Tras respirar hondo, comenzó a explicar lo sucedido.
Lorkin no sabía muy bien por qué no se había marchado de la sala de asistencia para irse a dormir, o por qué no había desoído al menos la orden de Kalia de empezar a primera hora de la mañana. Ella lo había obligado a trabajar hasta tan tarde que en las últimas dos noches Lorkin había dormido un promedio de menos de cuatro horas.
Sin duda estaba castigándolo por haber conseguido sanar con magia sin incurrir en la desaprobación de los Traidores y ocasionando más bien que la criticaran a ella. Era muy probable que también estuviera intentando impedir que visitara y sanara por medio de magia al joven que padecía fiebre del frío.
Pero no podía forzarlo a trabajar toda la noche, y al final tendría que dejarlo marchar. A Lorkin no le había sorprendido que lo abordaran de nuevo cuando se dirigía hacia el dormitorio masculino y lo llevaran a ver al adolescente enfermo.
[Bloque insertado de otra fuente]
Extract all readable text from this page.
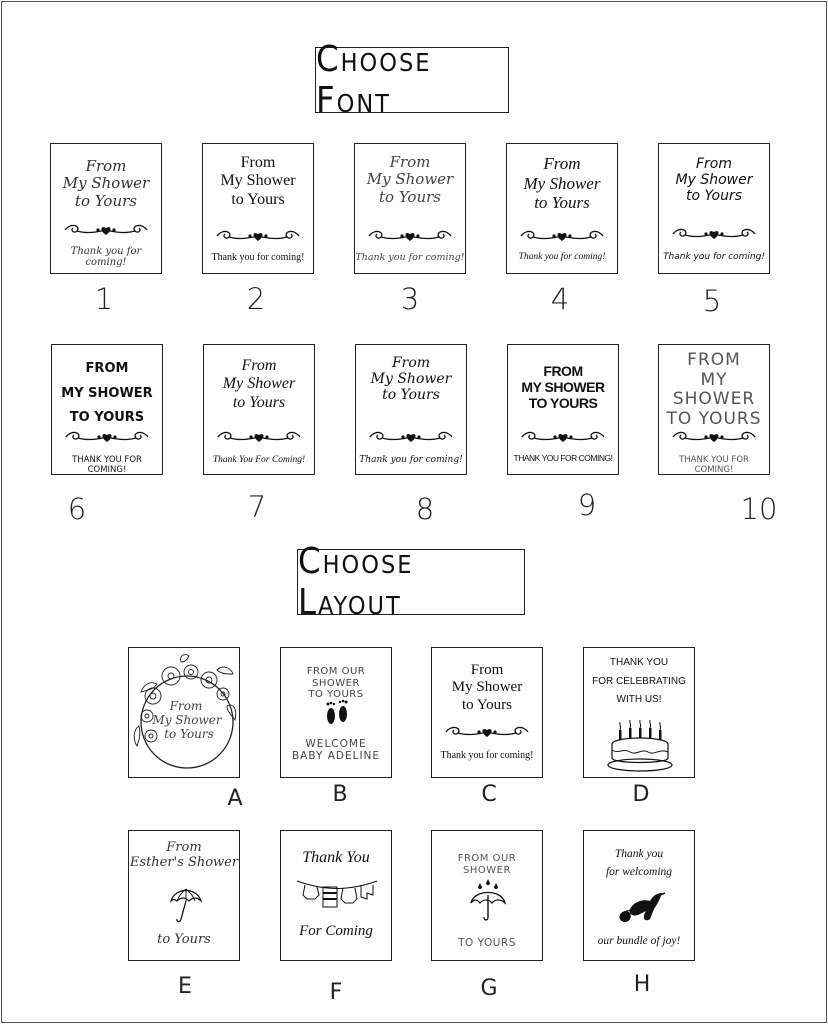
Choose Font
From
My Shower
to Yours
Thank you for coming!
1
From
My Shower
to Yours
Thank you for coming!
2
From
My Shower
to Yours
Thank you for coming!
3
From
My Shower
to Yours
Thank you for coming!
4
From
My Shower
to Yours
Thank you for coming!
5
FROM
MY SHOWER
TO YOURS
THANK YOU FOR COMING!
6
From
My Shower
to Yours
Thank You For Coming!
7
From
My Shower
to Yours
Thank you for coming!
8
FROM
MY SHOWER
TO YOURS
THANK YOU FOR COMING!
9
FROM
MY SHOWER
TO YOURS
THANK YOU FOR COMING!
10
Choose Layout
From
My Shower
to Yours
A
FROM OUR SHOWER
TO YOURS
WELCOME
BABY ADELINE
B
From
My Shower
to Yours
Thank you for coming!
C
THANK YOU
FOR CELEBRATING
WITH US!
D
From
Esther's Shower
to Yours
E
Thank You
For Coming
F
FROM OUR SHOWER
TO YOURS
G
Thank you
for welcoming
our bundle of joy!
H
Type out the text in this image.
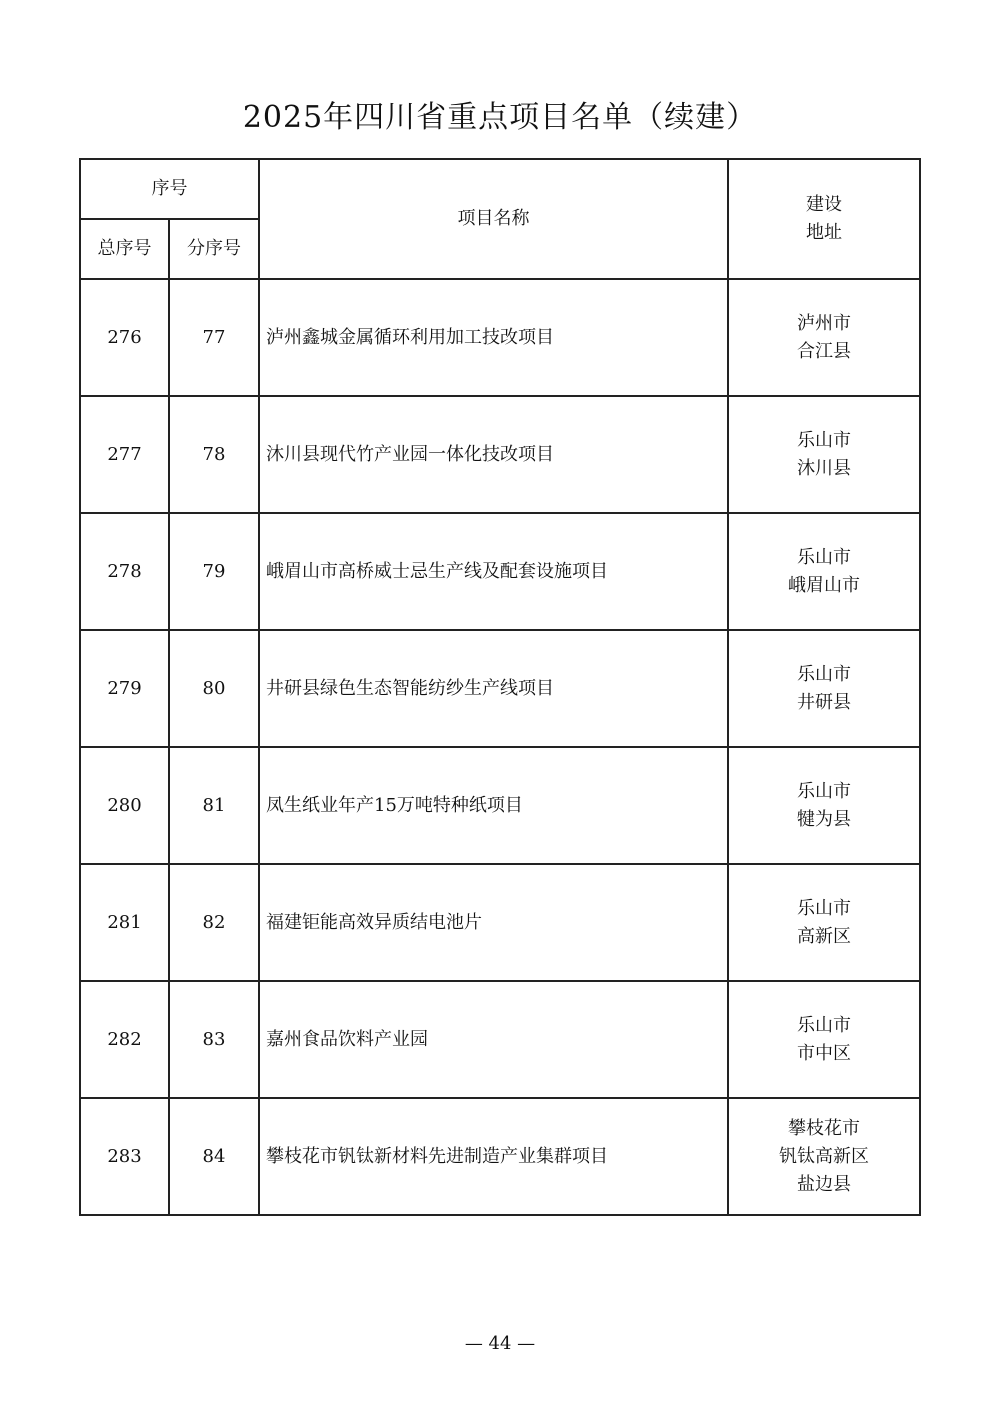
2025年四川省重点项目名单（续建）
序号		项目名称	建设
地址

总序号	分序号		
276	77	泸州鑫城金属循环利用加工技改项目	泸州市
合江县

277	78	沐川县现代竹产业园一体化技改项目	乐山市
沐川县

278	79	峨眉山市高桥威士忌生产线及配套设施项目	乐山市
峨眉山市

279	80	井研县绿色生态智能纺纱生产线项目	乐山市
井研县

280	81	凤生纸业年产15万吨特种纸项目	乐山市
犍为县

281	82	福建钜能高效异质结电池片	乐山市
高新区

282	83	嘉州食品饮料产业园	乐山市
市中区

283	84	攀枝花市钒钛新材料先进制造产业集群项目	攀枝花市
钒钛高新区
盐边县
— 44 —
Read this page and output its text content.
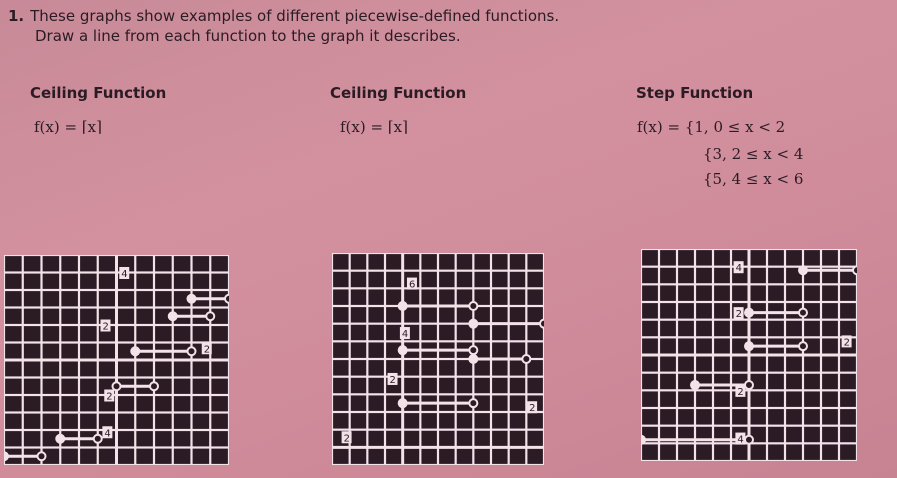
1. These graphs show examples of different piecewise-defined functions.
Draw a line from each function to the graph it describes.
Ceiling Function	Ceiling Function	Step Function
f(x) = ⌈x⌉	f(x) = ⌈x⌉	f(x) = {1, 0 ≤ x < 2
{3, 2 ≤ x < 4
{5, 4 ≤ x < 6
4
2
2
2
4
6
4
2
2
2
4
2
2
2
4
Como, debido a la falta de sueño, todavía estaba pugnando por recuperarse de su primera sesión de sanación, la segunda lo dejó tambaleándose de agotamiento. Ya no le quedaba magia con la que eliminar su cansancio.
«Mañana haré caso omiso de la orden de Kalia de empezar temprano. En realidad, puede que no tenga mucha opción. En cuanto me duerma, me temo que hará falta un ejército para despertarme.»
Dobló una esquina y obligó a sus piernas a seguir caminando. El dormitorio masculino ya no estaba muy lejos. Solo unos cien pasos más, o doscientos...
Algo se posó sobre su mejilla. Cuando él alzó la mano para quitárselo se percató de que no veía nada, de que un olor vegetal seco flotaba en el aire y de que algo le envolvía los hombros con fuerza.
«¿Un saco? Sí, es un saco. —Intentó arrancárselo de la cabeza, pero algo le golpeó la espalda y lo hizo caer al suelo. De forma instintiva, invocó su magia—. Ah, pero si ya no me queda. —Cuando unas manos robustas le aferraron los brazos y se los torcieron detrás de la espalda, él supo que no podría hacer nada—. ¿Cómo lo saben? ¿O estaba todo planeado? Kalia no me hacía trabajar hasta tarde solo para castigarme, ¿verdad?»
Para su sorpresa, le subieron el saco que le tapaba la cara, aunque no lo bastante para permitirle ver más allá del suelo y de dos pares de piernas. Tomó una gran bocanada de aire fresco.
Fue un error. Le taparon la boca y la nariz con algo, y un olor conocido invadió sus fosas nasales. Aunque aguantó la respiración, en su organismo había penetrado una cantidad suficiente de la droga para nublarle los sentidos. Soltó un jadeo y notó que empezaba a perder el conocimiento.
Lo último que oyó fue una voz baja y ronca, teñida de desprecio y satisfacción.
—Demasiado fácil —dijo—. Recogedlo y seguidme.